The combined services of the two companies will help educate customers about their medical bills and save them from surprise charges, Cohen said. Over 26% of U.S. residents say they've avoided getting treatment or visiting a doctor because they were unsure how much their insurance would cover. The merged platform will let consumers understand their out-of-pocket costs and get faster digital responses regarding their bills. The Forrester research also showed that 28% of consumers want their billing questions answered more quickly.
"Our joined services will help customers understand and stay on top of their medical bills," Cohen said. "We are very proud of building a set of capabilities that involve and integrate the payer into the picture so that a patient doesn't have to wonder what the provider [hospitals/doctors] and payer [health plan/HMO] is doing, they can receive a single consolidated bill with all the information they need."
The merger comes at a time when customers are getting used to telemedicine and digital health care, as 52% of patients have seen better healthcare due to virtual care and better administrative services, the Forrester study for Cedar said. The study was based on a survey of 1,500 American healthcare consumers.
The pandemic accelerated telemedicine and digital healthcare experiences and adoption. Cedar launched QR code-based payments for medical bills and the usage has increased since its launch last year. The QR code adoption can be attributed partly to customers using them in restaurants for menus and bill payments, Otto said.
"During Q3 and Q4 [last year], there was a huge adoption increase because health systems wanted to move forward with adopting technology," Cohen said. "We made some changes in our platform, during this crisis like sharing a statement after stimulus."
Other payment providers like Splitit and Affirm have shown interest in providing buy now,pay later (BNPL) healthcare payment options to consumers.

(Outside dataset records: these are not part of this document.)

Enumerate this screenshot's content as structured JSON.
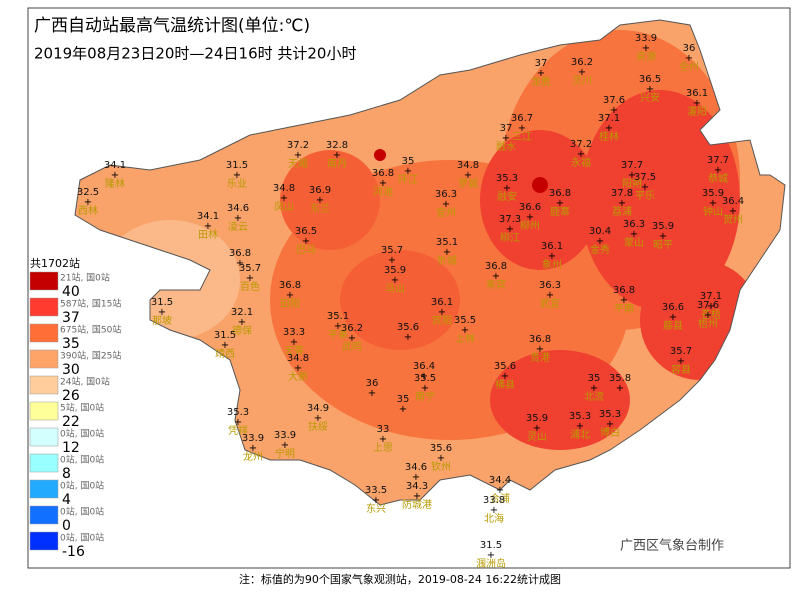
{
  "title": "广西自动站最高气温统计图(单位:℃)",
  "subtitle": "2019年08月23日20时—24日16时  共计20小时",
  "footer": "注：标值的为90个国家气象观测站，2019-08-24 16:22统计成图",
  "credit": "广西区气象台制作",
  "legend": {
    "total": "共1702站",
    "bins": [
      {
        "color": "#c40000",
        "count": "21站, 国0站",
        "threshold": 40
      },
      {
        "color": "#ff3a2e",
        "count": "587站, 国15站",
        "threshold": 37
      },
      {
        "color": "#ff6e36",
        "count": "675站, 国50站",
        "threshold": 35
      },
      {
        "color": "#ffa468",
        "count": "390站, 国25站",
        "threshold": 30
      },
      {
        "color": "#ffcc9c",
        "count": "24站, 国0站",
        "threshold": 26
      },
      {
        "color": "#ffff99",
        "count": "5站, 国0站",
        "threshold": 22
      },
      {
        "color": "#d4ffff",
        "count": "0站, 国0站",
        "threshold": 12
      },
      {
        "color": "#99ffff",
        "count": "0站, 国0站",
        "threshold": 8
      },
      {
        "color": "#22aaff",
        "count": "0站, 国0站",
        "threshold": 4
      },
      {
        "color": "#1170ff",
        "count": "0站, 国0站",
        "threshold": 0
      },
      {
        "color": "#0030ff",
        "count": "0站, 国0站",
        "threshold": -16
      }
    ]
  },
  "stations": [
    {
      "value": 34.1,
      "name": "隆林"
    },
    {
      "value": 32.5,
      "name": "西林"
    },
    {
      "value": 31.5,
      "name": "乐业"
    },
    {
      "value": 37.2,
      "name": "天峨"
    },
    {
      "value": 32.8,
      "name": "南丹"
    },
    {
      "value": 34.8,
      "name": "凤山"
    },
    {
      "value": 36.9,
      "name": "东兰"
    },
    {
      "value": 34.1,
      "name": "田林"
    },
    {
      "value": 34.6,
      "name": "凌云"
    },
    {
      "value": 36.5,
      "name": "巴马"
    },
    {
      "value": 35,
      "name": "环江"
    },
    {
      "value": 36.8,
      "name": "河池"
    },
    {
      "value": 34.8,
      "name": "罗城"
    },
    {
      "value": 36.3,
      "name": "宜州"
    },
    {
      "value": 35.3,
      "name": "融安"
    },
    {
      "value": 36.7,
      "name": "三江"
    },
    {
      "value": 37,
      "name": "融水"
    },
    {
      "value": 37,
      "name": "龙胜"
    },
    {
      "value": 36.2,
      "name": "灵川"
    },
    {
      "value": 33.9,
      "name": "资源"
    },
    {
      "value": 36,
      "name": "全州"
    },
    {
      "value": 36.5,
      "name": "兴安"
    },
    {
      "value": 36.1,
      "name": "灌阳"
    },
    {
      "value": 37.6
    },
    {
      "value": 37.1,
      "name": "桂林"
    },
    {
      "value": 37.2,
      "name": "永福"
    },
    {
      "value": 37.7,
      "name": "阳朔"
    },
    {
      "value": 37.7,
      "name": "恭城"
    },
    {
      "value": 37.5,
      "name": "平乐"
    },
    {
      "value": 37.8,
      "name": "荔浦"
    },
    {
      "value": 36.8,
      "name": "鹿寨"
    },
    {
      "value": 35.9,
      "name": "钟山"
    },
    {
      "value": 36.4,
      "name": "贺州"
    },
    {
      "value": 37.3,
      "name": "柳江"
    },
    {
      "value": 36.6,
      "name": "柳州"
    },
    {
      "value": 30.4,
      "name": "金秀"
    },
    {
      "value": 36.3,
      "name": "蒙山"
    },
    {
      "value": 35.9,
      "name": "昭平"
    },
    {
      "value": 36.8
    },
    {
      "value": 35.7
    },
    {
      "value": 35.1,
      "name": "忻城"
    },
    {
      "value": 36.1,
      "name": "象州"
    },
    {
      "value": 35.7,
      "name": "百色"
    },
    {
      "value": 35.9,
      "name": "马山"
    },
    {
      "value": 36.8,
      "name": "来宾"
    },
    {
      "value": 36.3,
      "name": "武宣"
    },
    {
      "value": 36.8,
      "name": "平南"
    },
    {
      "value": 37.1,
      "name": "苍梧"
    },
    {
      "value": 36.6,
      "name": "藤县"
    },
    {
      "value": 37.6,
      "name": "梧州"
    },
    {
      "value": 36.8,
      "name": "田阳"
    },
    {
      "value": 31.5,
      "name": "那坡"
    },
    {
      "value": 32.1,
      "name": "德保"
    },
    {
      "value": 31.5,
      "name": "靖西"
    },
    {
      "value": 35.1,
      "name": "平果"
    },
    {
      "value": 36.2,
      "name": "武鸣"
    },
    {
      "value": 36.1,
      "name": "宾阳"
    },
    {
      "value": 35.5,
      "name": "上林"
    },
    {
      "value": 35.6
    },
    {
      "value": 33.3,
      "name": "天等"
    },
    {
      "value": 34.8,
      "name": "大新"
    },
    {
      "value": 36.8,
      "name": "贵港"
    },
    {
      "value": 35.7,
      "name": "容县"
    },
    {
      "value": 36.4
    },
    {
      "value": 35.5,
      "name": "南宁"
    },
    {
      "value": 35.6,
      "name": "横县"
    },
    {
      "value": 36
    },
    {
      "value": 35
    },
    {
      "value": 35,
      "name": "北流"
    },
    {
      "value": 35.8
    },
    {
      "value": 35.3,
      "name": "凭祥"
    },
    {
      "value": 34.9,
      "name": "扶绥"
    },
    {
      "value": 35.9,
      "name": "灵山"
    },
    {
      "value": 35.3,
      "name": "浦北"
    },
    {
      "value": 35.3,
      "name": "博白"
    },
    {
      "value": 33.9,
      "name": "龙州"
    },
    {
      "value": 33.9,
      "name": "宁明"
    },
    {
      "value": 33,
      "name": "上思"
    },
    {
      "value": 35.6,
      "name": "钦州"
    },
    {
      "value": 34.6
    },
    {
      "value": 34.3,
      "name": "防城港"
    },
    {
      "value": 34.4,
      "name": "合浦"
    },
    {
      "value": 33.5,
      "name": "东兴"
    },
    {
      "value": 33.8,
      "name": "北海"
    },
    {
      "value": 31.5,
      "name": "涠洲岛"
    }
  ]
}
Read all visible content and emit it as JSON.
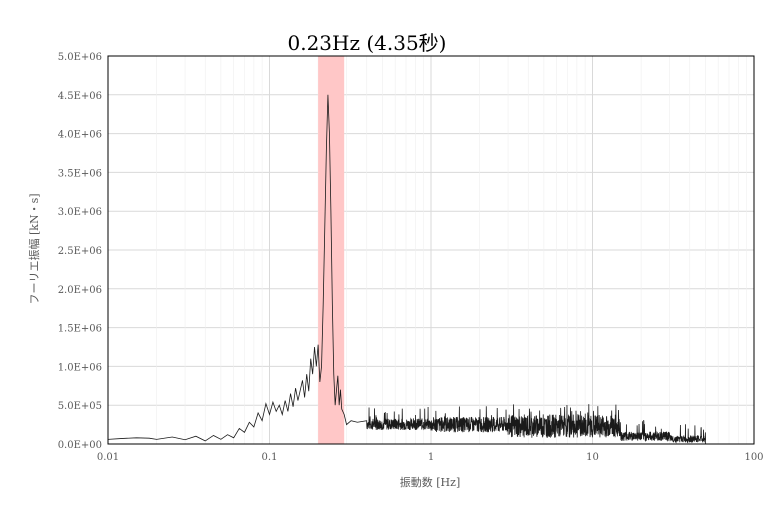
{
  "chart_data": {
    "type": "line",
    "title": "0.23Hz (4.35秒)",
    "xlabel": "振動数 [Hz]",
    "ylabel": "フーリエ振幅 [kN・s]",
    "x_scale": "log",
    "xlim": [
      0.01,
      100
    ],
    "ylim": [
      0,
      5000000
    ],
    "x_ticks": [
      0.01,
      0.1,
      1,
      10,
      100
    ],
    "x_tick_labels": [
      "0.01",
      "0.1",
      "1",
      "10",
      "100"
    ],
    "y_ticks": [
      0,
      500000,
      1000000,
      1500000,
      2000000,
      2500000,
      3000000,
      3500000,
      4000000,
      4500000,
      5000000
    ],
    "y_tick_labels": [
      "0.0E+00",
      "5.0E+05",
      "1.0E+06",
      "1.5E+06",
      "2.0E+06",
      "2.5E+06",
      "3.0E+06",
      "3.5E+06",
      "4.0E+06",
      "4.5E+06",
      "5.0E+06"
    ],
    "grid": true,
    "highlight_band": {
      "x_start": 0.2,
      "x_end": 0.29,
      "color": "#ffc7c7"
    },
    "line_color": "#1a1a1a",
    "series": [
      {
        "x": [
          0.01,
          0.012,
          0.015,
          0.018,
          0.02,
          0.025,
          0.03,
          0.035,
          0.04,
          0.045,
          0.05,
          0.055,
          0.06,
          0.065,
          0.07,
          0.075,
          0.08,
          0.085,
          0.09,
          0.095,
          0.1,
          0.105,
          0.11,
          0.115,
          0.12,
          0.125,
          0.13,
          0.135,
          0.14,
          0.145,
          0.15,
          0.16,
          0.165,
          0.17,
          0.175,
          0.18,
          0.185,
          0.19,
          0.195,
          0.2,
          0.205,
          0.21,
          0.215,
          0.22,
          0.225,
          0.23,
          0.235,
          0.24,
          0.245,
          0.25,
          0.255,
          0.26,
          0.265,
          0.27,
          0.275,
          0.28,
          0.29,
          0.3,
          0.32,
          0.35,
          0.4
        ],
        "values": [
          60000,
          70000,
          80000,
          75000,
          60000,
          90000,
          55000,
          100000,
          40000,
          110000,
          60000,
          120000,
          80000,
          200000,
          150000,
          280000,
          220000,
          400000,
          300000,
          520000,
          380000,
          540000,
          420000,
          500000,
          380000,
          560000,
          420000,
          650000,
          480000,
          720000,
          560000,
          820000,
          600000,
          900000,
          680000,
          1100000,
          900000,
          1250000,
          1000000,
          1280000,
          800000,
          1000000,
          1800000,
          2800000,
          3800000,
          4500000,
          4000000,
          3000000,
          1800000,
          900000,
          500000,
          700000,
          880000,
          500000,
          700000,
          450000,
          380000,
          250000,
          300000,
          280000,
          300000
        ]
      }
    ]
  }
}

OODA is expected to process over $80 million in 2021 per their current estimates and it engages with 5,000 to 6,000 consumers per week, on average, according to Cohen. Last year, Congress passed the No Surprise Act, which saves consumers from the cost of unanticipated out-of-network medical bills, with the exception of ground ambulance transport.
The companies are trying to provide a better healthcare billing process to customers due to the current methods being "disjointed" and "clunky," Cohen said. The Forrester research said 44% of customers want more telemedicine options white 41% want more digital form and communication methods.
Cedar's Otto will continue to serve as chief executive of the combined company, while Cohen will stay on as president and join Cedar's board of directors.